Interview de Alexander Wörner, directeur des ressources humaines du groupe Voit

Voit-Gruppe – Alexander Wörner

Rubrique : Économie Auteurs : Alexander Wörner / Jitka MENCL-GOUDIER

Monsieur Wörner, pouvez-vous présenter votre entreprise ?

Le groupe Voit est un équipementier automobile basé à St. Ingbert. Sur notre site principal dans la Sarre, nous employons environ 1.000 personnes, et plus de 2.000 mondialement sur 5 sites de production. Le groupe comprend les entreprises VOIT Automotive à MEXICO, VOIT POLSKA et BTI. Nous fabriquons des pièces finies en aluminium moulé sous pression ainsi que des modules et des composants avec les technologies de découpe, d’étirement et de cintra Un nouveau venu dans le groupe Voit est depuis début de 2017 l’entreprise française Fonderie Lorraine S.A.S, une joint-venture de ZF Friedrichshafen AG et de VOIT Automotive GmbH avec prise de participation majoritaire et direction technologique de VOIT Automotive. Nous profitons d’effets de synergie, de compétences similaires et d’une proximité géographique favorable. La Fonderie Lorraine ne se situe qu’à 25 minutes de notre siège social.

Quel est le rôle des travailleurs transfrontaliers dans votre entreprise ?

Pour nous, en tant que PME industrielle proche de la frontière, les collaborateurs qui traversent tous les jours la frontière pour aller travailler sont une évidence.

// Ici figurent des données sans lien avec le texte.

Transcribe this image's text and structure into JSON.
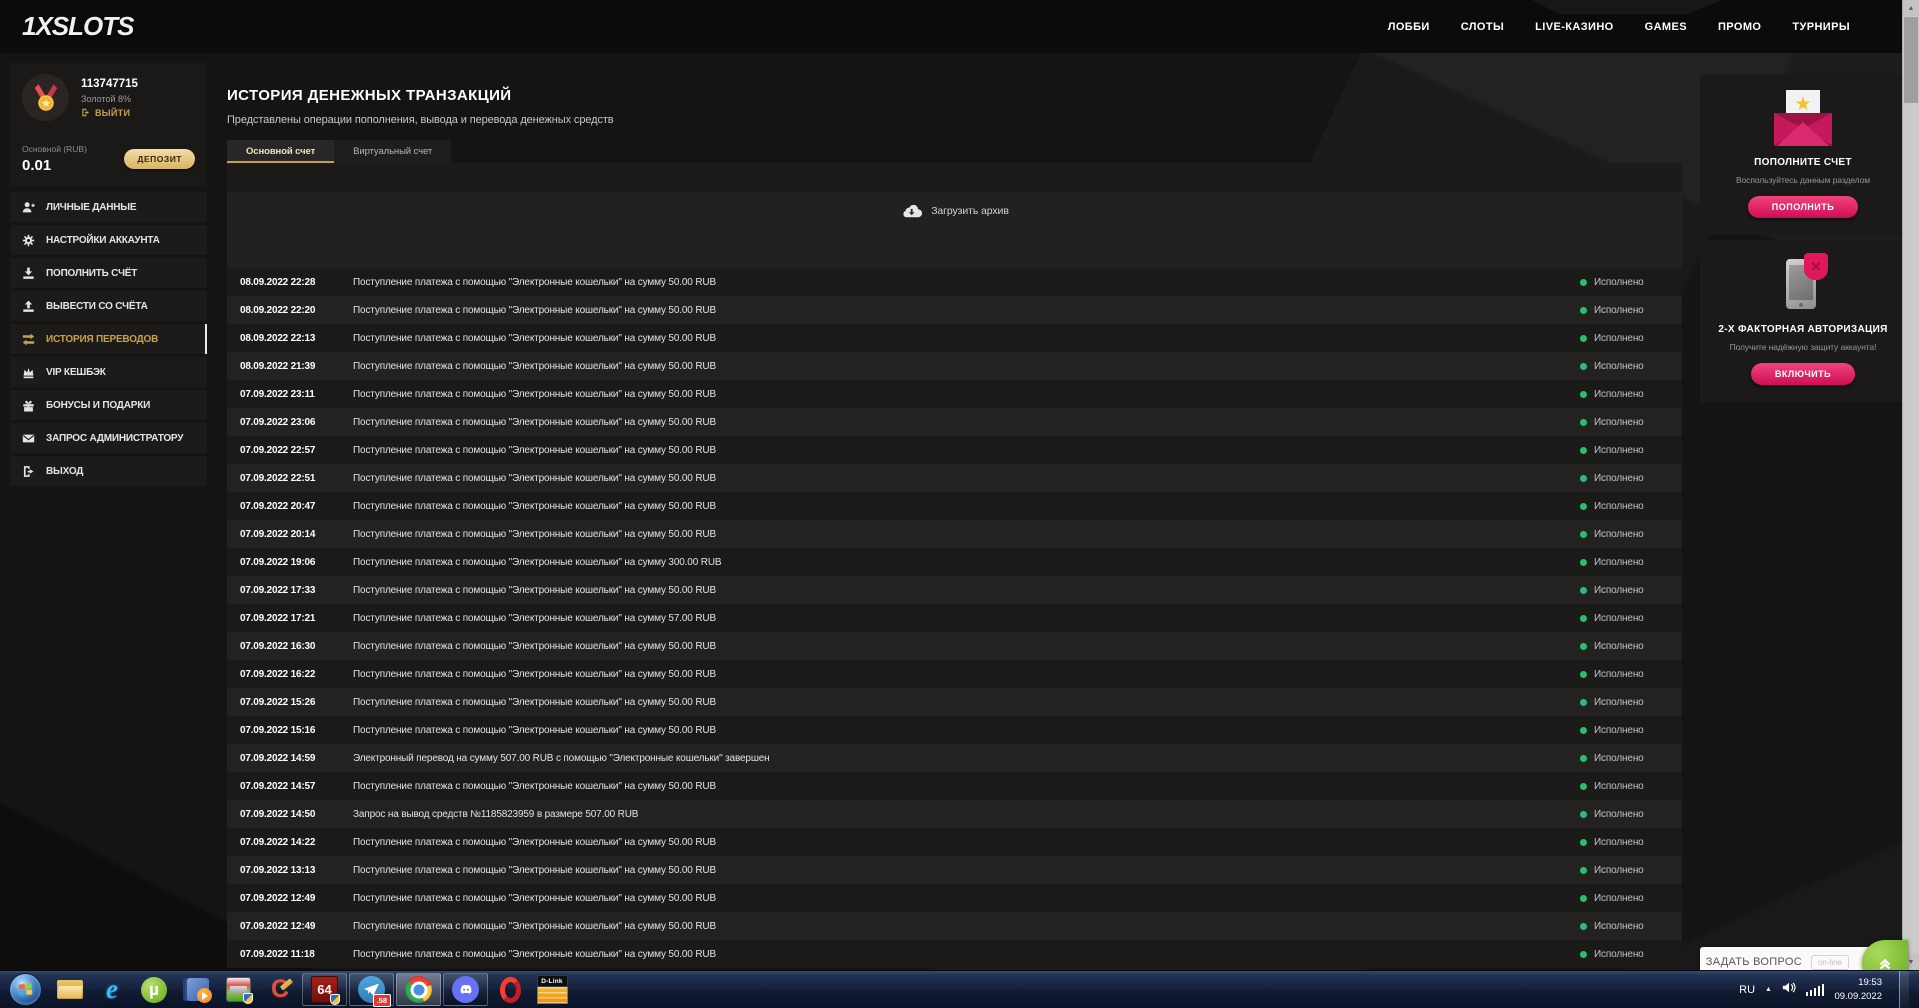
{
  "header": {
    "logo": "1XSLOTS",
    "nav": [
      {
        "key": "lobby",
        "label": "ЛОББИ"
      },
      {
        "key": "slots",
        "label": "СЛОТЫ"
      },
      {
        "key": "live-casino",
        "label": "LIVE-КАЗИНО"
      },
      {
        "key": "games",
        "label": "GAMES"
      },
      {
        "key": "promo",
        "label": "ПРОМО"
      },
      {
        "key": "tournaments",
        "label": "ТУРНИРЫ"
      }
    ]
  },
  "sidebar": {
    "user_id": "113747715",
    "level": "Золотой 8%",
    "logout_label": "ВЫЙТИ",
    "balance_label": "Основной (RUB)",
    "balance_value": "0.01",
    "deposit_button": "ДЕПОЗИТ",
    "menu": [
      {
        "key": "personal-data",
        "label": "ЛИЧНЫЕ ДАННЫЕ",
        "icon": "i-user",
        "icon_name": "user-icon",
        "active": false
      },
      {
        "key": "account-settings",
        "label": "НАСТРОЙКИ АККАУНТА",
        "icon": "i-gears",
        "icon_name": "gears-icon",
        "active": false
      },
      {
        "key": "deposit",
        "label": "ПОПОЛНИТЬ СЧЁТ",
        "icon": "i-download",
        "icon_name": "deposit-icon",
        "active": false
      },
      {
        "key": "withdraw",
        "label": "ВЫВЕСТИ СО СЧЁТА",
        "icon": "i-upload",
        "icon_name": "withdraw-icon",
        "active": false
      },
      {
        "key": "transfer-history",
        "label": "ИСТОРИЯ ПЕРЕВОДОВ",
        "icon": "i-transfer",
        "icon_name": "transfer-icon",
        "active": true
      },
      {
        "key": "vip-cashback",
        "label": "VIP КЕШБЭК",
        "icon": "i-crown",
        "icon_name": "crown-icon",
        "active": false
      },
      {
        "key": "bonuses",
        "label": "БОНУСЫ И ПОДАРКИ",
        "icon": "i-gift",
        "icon_name": "gift-icon",
        "active": false
      },
      {
        "key": "admin-request",
        "label": "ЗАПРОС АДМИНИСТРАТОРУ",
        "icon": "i-envelope",
        "icon_name": "envelope-icon",
        "active": false
      },
      {
        "key": "logout",
        "label": "ВЫХОД",
        "icon": "i-exit",
        "icon_name": "exit-icon",
        "active": false
      }
    ]
  },
  "main": {
    "title": "ИСТОРИЯ ДЕНЕЖНЫХ ТРАНЗАКЦИЙ",
    "subtitle": "Представлены операции пополнения, вывода и перевода денежных средств",
    "tabs": [
      {
        "label": "Основной счет",
        "active": true
      },
      {
        "label": "Виртуальный счет",
        "active": false
      }
    ],
    "download_archive": "Загрузить архив",
    "transactions": [
      {
        "datetime": "08.09.2022 22:28",
        "description": "Поступление платежа с помощью \"Электронные кошельки\" на сумму 50.00 RUB",
        "status": "Исполнено"
      },
      {
        "datetime": "08.09.2022 22:20",
        "description": "Поступление платежа с помощью \"Электронные кошельки\" на сумму 50.00 RUB",
        "status": "Исполнено"
      },
      {
        "datetime": "08.09.2022 22:13",
        "description": "Поступление платежа с помощью \"Электронные кошельки\" на сумму 50.00 RUB",
        "status": "Исполнено"
      },
      {
        "datetime": "08.09.2022 21:39",
        "description": "Поступление платежа с помощью \"Электронные кошельки\" на сумму 50.00 RUB",
        "status": "Исполнено"
      },
      {
        "datetime": "07.09.2022 23:11",
        "description": "Поступление платежа с помощью \"Электронные кошельки\" на сумму 50.00 RUB",
        "status": "Исполнено"
      },
      {
        "datetime": "07.09.2022 23:06",
        "description": "Поступление платежа с помощью \"Электронные кошельки\" на сумму 50.00 RUB",
        "status": "Исполнено"
      },
      {
        "datetime": "07.09.2022 22:57",
        "description": "Поступление платежа с помощью \"Электронные кошельки\" на сумму 50.00 RUB",
        "status": "Исполнено"
      },
      {
        "datetime": "07.09.2022 22:51",
        "description": "Поступление платежа с помощью \"Электронные кошельки\" на сумму 50.00 RUB",
        "status": "Исполнено"
      },
      {
        "datetime": "07.09.2022 20:47",
        "description": "Поступление платежа с помощью \"Электронные кошельки\" на сумму 50.00 RUB",
        "status": "Исполнено"
      },
      {
        "datetime": "07.09.2022 20:14",
        "description": "Поступление платежа с помощью \"Электронные кошельки\" на сумму 50.00 RUB",
        "status": "Исполнено"
      },
      {
        "datetime": "07.09.2022 19:06",
        "description": "Поступление платежа с помощью \"Электронные кошельки\" на сумму 300.00 RUB",
        "status": "Исполнено"
      },
      {
        "datetime": "07.09.2022 17:33",
        "description": "Поступление платежа с помощью \"Электронные кошельки\" на сумму 50.00 RUB",
        "status": "Исполнено"
      },
      {
        "datetime": "07.09.2022 17:21",
        "description": "Поступление платежа с помощью \"Электронные кошельки\" на сумму 57.00 RUB",
        "status": "Исполнено"
      },
      {
        "datetime": "07.09.2022 16:30",
        "description": "Поступление платежа с помощью \"Электронные кошельки\" на сумму 50.00 RUB",
        "status": "Исполнено"
      },
      {
        "datetime": "07.09.2022 16:22",
        "description": "Поступление платежа с помощью \"Электронные кошельки\" на сумму 50.00 RUB",
        "status": "Исполнено"
      },
      {
        "datetime": "07.09.2022 15:26",
        "description": "Поступление платежа с помощью \"Электронные кошельки\" на сумму 50.00 RUB",
        "status": "Исполнено"
      },
      {
        "datetime": "07.09.2022 15:16",
        "description": "Поступление платежа с помощью \"Электронные кошельки\" на сумму 50.00 RUB",
        "status": "Исполнено"
      },
      {
        "datetime": "07.09.2022 14:59",
        "description": "Электронный перевод на сумму 507.00 RUB с помощью \"Электронные кошельки\" завершен",
        "status": "Исполнено"
      },
      {
        "datetime": "07.09.2022 14:57",
        "description": "Поступление платежа с помощью \"Электронные кошельки\" на сумму 50.00 RUB",
        "status": "Исполнено"
      },
      {
        "datetime": "07.09.2022 14:50",
        "description": "Запрос на вывод средств №1185823959 в размере 507.00 RUB",
        "status": "Исполнено"
      },
      {
        "datetime": "07.09.2022 14:22",
        "description": "Поступление платежа с помощью \"Электронные кошельки\" на сумму 50.00 RUB",
        "status": "Исполнено"
      },
      {
        "datetime": "07.09.2022 13:13",
        "description": "Поступление платежа с помощью \"Электронные кошельки\" на сумму 50.00 RUB",
        "status": "Исполнено"
      },
      {
        "datetime": "07.09.2022 12:49",
        "description": "Поступление платежа с помощью \"Электронные кошельки\" на сумму 50.00 RUB",
        "status": "Исполнено"
      },
      {
        "datetime": "07.09.2022 12:49",
        "description": "Поступление платежа с помощью \"Электронные кошельки\" на сумму 50.00 RUB",
        "status": "Исполнено"
      },
      {
        "datetime": "07.09.2022 11:18",
        "description": "Поступление платежа с помощью \"Электронные кошельки\" на сумму 50.00 RUB",
        "status": "Исполнено"
      }
    ]
  },
  "right_panels": [
    {
      "title": "ПОПОЛНИТЕ СЧЕТ",
      "subtitle": "Воспользуйтесь данным разделом",
      "button": "ПОПОЛНИТЬ",
      "icon": "envelope-star-icon"
    },
    {
      "title": "2-Х ФАКТОРНАЯ АВТОРИЗАЦИЯ",
      "subtitle": "Получите надёжную защиту аккаунта!",
      "button": "ВКЛЮЧИТЬ",
      "icon": "phone-shield-icon"
    }
  ],
  "chat_widget": {
    "label": "ЗАДАТЬ ВОПРОС",
    "badge": "on-line"
  },
  "taskbar": {
    "language": "RU",
    "time": "19:53",
    "date": "09.09.2022",
    "app_labels": {
      "ie": "e",
      "utorrent": "µ",
      "ccleaner": "C",
      "aida64": "64",
      "telegram_badge": ".58",
      "dlink": "D-Link"
    }
  },
  "colors": {
    "accent_gold": "#c9a144",
    "pink": "#d81b5e",
    "status_green": "#2abf6e",
    "chat_green": "#7cb82f",
    "header_bg": "#0b0b0b",
    "panel_bg": "#232120",
    "row_dark": "#1b1a19",
    "row_light": "#242221"
  }
}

Les transfrontaliers sont chez nous principalement des Français ou des Allemands qui habitent en France et travaillent en Allemagne et inversement.

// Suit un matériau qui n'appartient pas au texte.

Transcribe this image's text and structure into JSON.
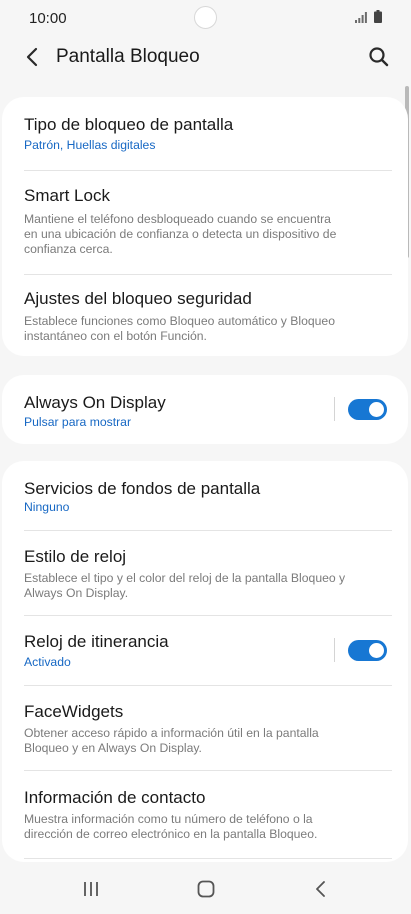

En tant qu’entreprise proche de la frontière, nous avons des interlocuteurs compétents dans les administrations dans les deux pays. La Sarre et la région Grand-Est travaillent étroitement ensemble. Les administrations ont une expérience avec les transfrontaliers et nous aident sur tous les sujets.

Avez-vous remarqué des différences dans la formation des collaborateurs français et allemands ?

De mon point de vue, il y a des différences énormes. Les formes d’enseignement dans les écoles générales sont très différentes. En Allemagne, il existe un système de formation dual, qui relie bien la théorie à la pratique. En France, l’enseignement est très théorique, car il a principalement lieu dans un contexte scolaire. Le double système de formation pratiqué en Allemagne n’est cependant pas inconnu en France, mais n’est pas vécu. Souvent, nos candidats français sont donc sur- ou sous-qualifiés, et leur intégration dans l’entreprise est plus difficile. J’aurais souhaité que l’Allemagne et la France se rapprochent encore plus, et proposent d’avantage de parcours de formations comparables.

Quels sont les avantages que vos collaborateurs transfrontaliers allemands et français apprécient le plus ?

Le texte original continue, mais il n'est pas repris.